Efficiency and Distributional Consequences of the Allocation of Tradable Emission AllowancesEPA Grant Number: R828628
Title: Efficiency and Distributional Consequences of the Allocation of Tradable Emission Allowances
Investigators: Burtraw, Dallas , Pizer, Billy , Fischer, Carolyn
Current Investigators: Burtraw, Dallas , Pizer, Billy , Fischer, Carolyn , Carlson, Curtis , Palmer, Karen
Institution: Resources for the Future
EPA Project Officer: Chung, Serena
Project Period: October 1, 2000 through September 30, 2002 (Extended to September 30, 2003)
Project Amount: $251,000
RFA: Market Mechanisms and Incentives for Environmental Management (2000) RFA Text | Recipients Lists
Research Category: Environmental Justice
As emission trading policies begin to encompass more diverse actors and extend over greater time frames, decision makers are looking beyond "grandfathering" toward new allocation methods, particularly ones that adjust over time. We will analyze three approaches to allocating permits: (1) grandfathering permits based on historic emissions or production; (2) auctioning, with revenues retained by government; and (3) updating allocations based on a recent-year activity, in particular "output-based" allocations and tradable performance standards. We will evaluate these approaches according to three criteria: cost-effectiveness, environmental performance, and distributional impacts.
We will investigate these questions using analytical and pre-existing simulation models. The simulations will involve a detailed electricity sector model coupled to an integrated assessment for environmental assessment. It also will involve two computable general equilibrium models, one of the U.S. and another international model that includes trade. A methodological contribution will be to integrate detailed results of the sector models with welfare measures obtained through general equilibrium analysis.

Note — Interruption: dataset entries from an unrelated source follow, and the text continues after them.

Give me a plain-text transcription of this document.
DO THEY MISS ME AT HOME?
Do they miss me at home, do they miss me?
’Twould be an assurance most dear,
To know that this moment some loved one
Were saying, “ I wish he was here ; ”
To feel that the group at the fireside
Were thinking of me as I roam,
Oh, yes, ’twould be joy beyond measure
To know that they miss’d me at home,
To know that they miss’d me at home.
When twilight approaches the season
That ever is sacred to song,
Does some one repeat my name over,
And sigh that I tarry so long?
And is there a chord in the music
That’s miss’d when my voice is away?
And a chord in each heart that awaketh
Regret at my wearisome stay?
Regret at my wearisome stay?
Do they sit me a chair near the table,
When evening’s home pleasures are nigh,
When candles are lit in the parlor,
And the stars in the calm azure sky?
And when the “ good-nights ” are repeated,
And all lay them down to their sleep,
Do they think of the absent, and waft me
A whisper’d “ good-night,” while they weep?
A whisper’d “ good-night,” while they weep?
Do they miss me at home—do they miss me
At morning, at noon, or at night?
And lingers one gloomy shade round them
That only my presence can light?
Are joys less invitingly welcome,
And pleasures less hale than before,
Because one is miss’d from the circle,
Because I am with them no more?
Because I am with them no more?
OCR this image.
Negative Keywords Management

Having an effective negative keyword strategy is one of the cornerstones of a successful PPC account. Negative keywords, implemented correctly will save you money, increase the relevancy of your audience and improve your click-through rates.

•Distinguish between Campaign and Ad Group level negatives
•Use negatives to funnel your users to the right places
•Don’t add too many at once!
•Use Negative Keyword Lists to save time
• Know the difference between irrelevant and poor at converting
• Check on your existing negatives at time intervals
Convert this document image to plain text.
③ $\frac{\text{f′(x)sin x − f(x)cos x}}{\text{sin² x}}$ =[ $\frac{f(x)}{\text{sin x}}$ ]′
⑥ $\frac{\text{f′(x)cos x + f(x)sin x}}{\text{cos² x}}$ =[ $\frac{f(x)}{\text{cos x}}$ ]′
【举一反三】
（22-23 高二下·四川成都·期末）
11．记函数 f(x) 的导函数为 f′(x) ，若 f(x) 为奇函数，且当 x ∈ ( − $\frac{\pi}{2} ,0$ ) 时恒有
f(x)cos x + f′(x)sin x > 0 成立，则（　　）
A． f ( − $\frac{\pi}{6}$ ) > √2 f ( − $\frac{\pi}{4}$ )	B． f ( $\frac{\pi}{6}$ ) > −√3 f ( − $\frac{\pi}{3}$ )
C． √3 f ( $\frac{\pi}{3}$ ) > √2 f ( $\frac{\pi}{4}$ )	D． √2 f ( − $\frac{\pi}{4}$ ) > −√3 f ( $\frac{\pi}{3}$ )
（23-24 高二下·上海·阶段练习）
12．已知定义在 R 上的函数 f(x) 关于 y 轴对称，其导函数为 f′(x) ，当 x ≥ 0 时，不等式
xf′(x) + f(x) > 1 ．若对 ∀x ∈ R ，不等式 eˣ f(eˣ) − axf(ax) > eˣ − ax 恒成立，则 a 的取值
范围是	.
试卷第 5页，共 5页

The results will inform decision-makers and interested parties at the state and federal level. State decision-makers will be interested in understanding the cost and distributional consequences of their decisions, as well as understanding more generally their possible choices with respect to permit allocation. The results of this research will help state decision-makers to engage in efforts at regional coordination in the design and implementation of trading programs. We also anticipate this research providing information about the actual performance of programs that have been implemented. Environmental advocates and industry will benefit from this research by obtaining a more complete understanding of the attributes of various approaches to environmental regulation and how those attributes affect the issues of greatest concern to them. As firms are already considering control strategies for greater NOX and possibly SO2 control this research will help them identify salient considerations important to their abatement decisions in the face of varying uncertainty. In addition, the research offers a contribution to scholarship through analytical and methodological advances. In addition, agency and congressional staff should be interested in the immediate policy-relevant nature of the research. A fuller understanding by all of these parties of the cost-effectiveness, distributional and environmental aspects of these policy instruments should lead to more efficient and more equitable outcomes.